The ACT Party thinks its own favoured child, the Productivity Commission, has proven a disappointment to its parent.
The party says the Commission has been "hijacked" and its current leadership is not right for the job.
The Productivity Commission was set up by the John Key Government in 2011 on the insistence of the ACT Party.
The party, which was led by Rodney Hide at that time, refused to support National on confidence and supply without getting the Commission established.
The current ACT leader, David Seymour, says the Commission has done some useful research which his party can draw on.
"But I think the Productivity Commission has frankly been hijacked," he says.
"The way the Productivity Commission has been staffed and directed in the past five years means I think that it is an open question about whether you would actually continue it."
The Commission was formerly led by a former deputy governor of the Reserve Bank, Murray Sherwin, but he was replaced three years ago by Ganesh Nana, an economist from Business and Economics Research Limited (BERL).
Seymour initially declined to name personalities, but then indicated Nana was not the right man for the job.
"I wouldn't have appointed Ganesh Nana as the Productivity Commissioner. That is basically due to a difference of view about what economic priorities New Zealand should have."
"I haven't thought about appointing (another) person, I am just thinking about the policy goals we have."
Seymour made no further comment on Nana, but the two have very different histories. Nana once told Stuff that New Zealand was "sold a lemon" on Rogernomics. His organisation also produced a report on economic disadvantage for some people and castigated New Zealanders' unwillingness to "shift the dial."
By contrast, Seymour is a child of Rogernomics.
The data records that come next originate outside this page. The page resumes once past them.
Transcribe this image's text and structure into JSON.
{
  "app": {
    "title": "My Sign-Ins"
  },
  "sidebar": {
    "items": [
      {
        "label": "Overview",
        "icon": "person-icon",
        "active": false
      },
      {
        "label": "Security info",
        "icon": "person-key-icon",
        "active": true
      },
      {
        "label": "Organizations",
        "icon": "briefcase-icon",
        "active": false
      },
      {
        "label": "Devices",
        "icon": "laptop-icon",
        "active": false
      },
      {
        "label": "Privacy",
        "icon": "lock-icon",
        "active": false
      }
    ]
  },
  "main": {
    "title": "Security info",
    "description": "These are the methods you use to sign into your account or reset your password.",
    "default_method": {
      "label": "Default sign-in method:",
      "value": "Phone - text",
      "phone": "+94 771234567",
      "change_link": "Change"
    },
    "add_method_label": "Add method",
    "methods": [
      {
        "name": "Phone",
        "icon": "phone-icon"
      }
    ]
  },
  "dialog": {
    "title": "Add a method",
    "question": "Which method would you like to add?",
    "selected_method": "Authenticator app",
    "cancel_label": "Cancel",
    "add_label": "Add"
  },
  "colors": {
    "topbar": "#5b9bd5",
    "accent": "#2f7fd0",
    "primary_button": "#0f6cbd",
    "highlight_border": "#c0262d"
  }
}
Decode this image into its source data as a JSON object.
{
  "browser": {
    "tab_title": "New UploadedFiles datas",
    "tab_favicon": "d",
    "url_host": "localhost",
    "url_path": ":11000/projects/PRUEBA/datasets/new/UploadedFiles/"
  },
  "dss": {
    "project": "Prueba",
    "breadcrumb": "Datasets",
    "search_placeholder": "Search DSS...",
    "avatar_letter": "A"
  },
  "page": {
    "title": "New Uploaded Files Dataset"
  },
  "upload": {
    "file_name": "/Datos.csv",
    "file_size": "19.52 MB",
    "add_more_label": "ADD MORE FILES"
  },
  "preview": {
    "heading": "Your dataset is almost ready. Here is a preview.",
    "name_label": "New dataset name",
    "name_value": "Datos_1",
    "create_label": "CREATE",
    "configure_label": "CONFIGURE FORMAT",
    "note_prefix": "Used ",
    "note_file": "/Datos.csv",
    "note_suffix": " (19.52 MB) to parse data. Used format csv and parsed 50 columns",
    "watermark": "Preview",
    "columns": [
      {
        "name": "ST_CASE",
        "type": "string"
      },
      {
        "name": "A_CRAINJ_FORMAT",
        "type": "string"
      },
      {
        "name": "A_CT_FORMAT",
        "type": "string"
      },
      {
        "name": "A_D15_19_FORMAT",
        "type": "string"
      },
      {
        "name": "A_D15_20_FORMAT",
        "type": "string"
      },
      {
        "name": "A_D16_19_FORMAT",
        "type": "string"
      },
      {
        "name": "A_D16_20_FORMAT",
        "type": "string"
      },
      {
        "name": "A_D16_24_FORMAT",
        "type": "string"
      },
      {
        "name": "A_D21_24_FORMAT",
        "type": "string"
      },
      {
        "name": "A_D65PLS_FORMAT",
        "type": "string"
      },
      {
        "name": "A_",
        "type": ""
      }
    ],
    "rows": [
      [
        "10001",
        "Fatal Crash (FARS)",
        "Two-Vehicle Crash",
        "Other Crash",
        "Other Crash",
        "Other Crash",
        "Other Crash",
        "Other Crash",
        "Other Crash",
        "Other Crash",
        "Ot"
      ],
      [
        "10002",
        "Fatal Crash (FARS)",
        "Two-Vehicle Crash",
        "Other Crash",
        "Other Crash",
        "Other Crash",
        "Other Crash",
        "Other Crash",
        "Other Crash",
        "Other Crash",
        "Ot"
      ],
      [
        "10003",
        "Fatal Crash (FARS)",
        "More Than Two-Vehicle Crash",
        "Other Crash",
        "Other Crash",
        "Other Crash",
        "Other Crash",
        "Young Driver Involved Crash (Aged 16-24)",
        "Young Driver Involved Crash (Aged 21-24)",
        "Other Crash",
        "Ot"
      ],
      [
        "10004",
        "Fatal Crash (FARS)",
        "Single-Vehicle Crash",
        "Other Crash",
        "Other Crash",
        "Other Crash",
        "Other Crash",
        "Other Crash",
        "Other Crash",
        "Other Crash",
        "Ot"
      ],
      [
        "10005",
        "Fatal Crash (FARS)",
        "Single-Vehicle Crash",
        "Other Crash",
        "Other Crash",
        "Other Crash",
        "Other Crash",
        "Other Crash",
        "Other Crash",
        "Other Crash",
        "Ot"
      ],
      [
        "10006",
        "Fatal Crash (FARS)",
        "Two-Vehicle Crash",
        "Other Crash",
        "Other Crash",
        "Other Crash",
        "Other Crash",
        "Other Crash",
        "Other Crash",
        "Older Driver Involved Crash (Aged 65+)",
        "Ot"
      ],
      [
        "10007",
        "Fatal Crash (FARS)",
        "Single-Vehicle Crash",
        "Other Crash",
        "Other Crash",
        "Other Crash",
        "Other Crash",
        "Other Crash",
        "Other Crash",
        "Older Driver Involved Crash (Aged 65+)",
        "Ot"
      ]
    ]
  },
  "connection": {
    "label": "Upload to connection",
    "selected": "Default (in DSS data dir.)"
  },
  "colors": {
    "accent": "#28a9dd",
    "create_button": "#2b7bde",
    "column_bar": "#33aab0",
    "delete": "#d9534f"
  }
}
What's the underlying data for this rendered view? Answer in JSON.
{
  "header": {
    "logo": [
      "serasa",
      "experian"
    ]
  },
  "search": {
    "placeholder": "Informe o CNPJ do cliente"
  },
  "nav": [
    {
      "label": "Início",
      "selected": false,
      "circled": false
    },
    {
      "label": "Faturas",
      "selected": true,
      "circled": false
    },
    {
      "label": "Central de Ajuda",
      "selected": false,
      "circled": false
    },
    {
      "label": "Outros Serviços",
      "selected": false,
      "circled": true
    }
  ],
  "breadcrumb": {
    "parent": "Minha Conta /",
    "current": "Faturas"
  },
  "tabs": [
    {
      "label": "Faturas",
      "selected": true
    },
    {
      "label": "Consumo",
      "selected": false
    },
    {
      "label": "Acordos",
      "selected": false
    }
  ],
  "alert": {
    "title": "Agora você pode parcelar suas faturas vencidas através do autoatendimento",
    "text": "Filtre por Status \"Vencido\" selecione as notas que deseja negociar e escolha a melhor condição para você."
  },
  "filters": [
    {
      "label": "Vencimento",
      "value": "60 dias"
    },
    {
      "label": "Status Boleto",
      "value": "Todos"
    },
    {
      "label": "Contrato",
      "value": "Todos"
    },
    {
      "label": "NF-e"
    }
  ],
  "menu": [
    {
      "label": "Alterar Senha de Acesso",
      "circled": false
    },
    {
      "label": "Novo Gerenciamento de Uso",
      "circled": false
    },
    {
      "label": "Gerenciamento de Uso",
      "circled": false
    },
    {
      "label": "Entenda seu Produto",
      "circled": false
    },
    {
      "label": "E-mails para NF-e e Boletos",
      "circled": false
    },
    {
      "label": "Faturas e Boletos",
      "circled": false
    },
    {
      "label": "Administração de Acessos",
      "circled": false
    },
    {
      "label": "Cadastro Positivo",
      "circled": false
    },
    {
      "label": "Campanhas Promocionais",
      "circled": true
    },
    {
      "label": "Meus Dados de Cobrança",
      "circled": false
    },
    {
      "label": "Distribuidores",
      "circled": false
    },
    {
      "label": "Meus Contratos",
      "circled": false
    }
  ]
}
Other Productivity Commission reports have looked at a wide variety of subjects, such as a low carbon economy, trade, housing affordability, local government and advocated moving away from an "ad hoc" immigration policy.
The Commission is declining to comment on Seymour's criticism.
It says agencies like itself with a statutorily independent role will often need to continue to perform that role through pre-election and post-election periods, and should undertake their role in a way that does not involve entering the political debate.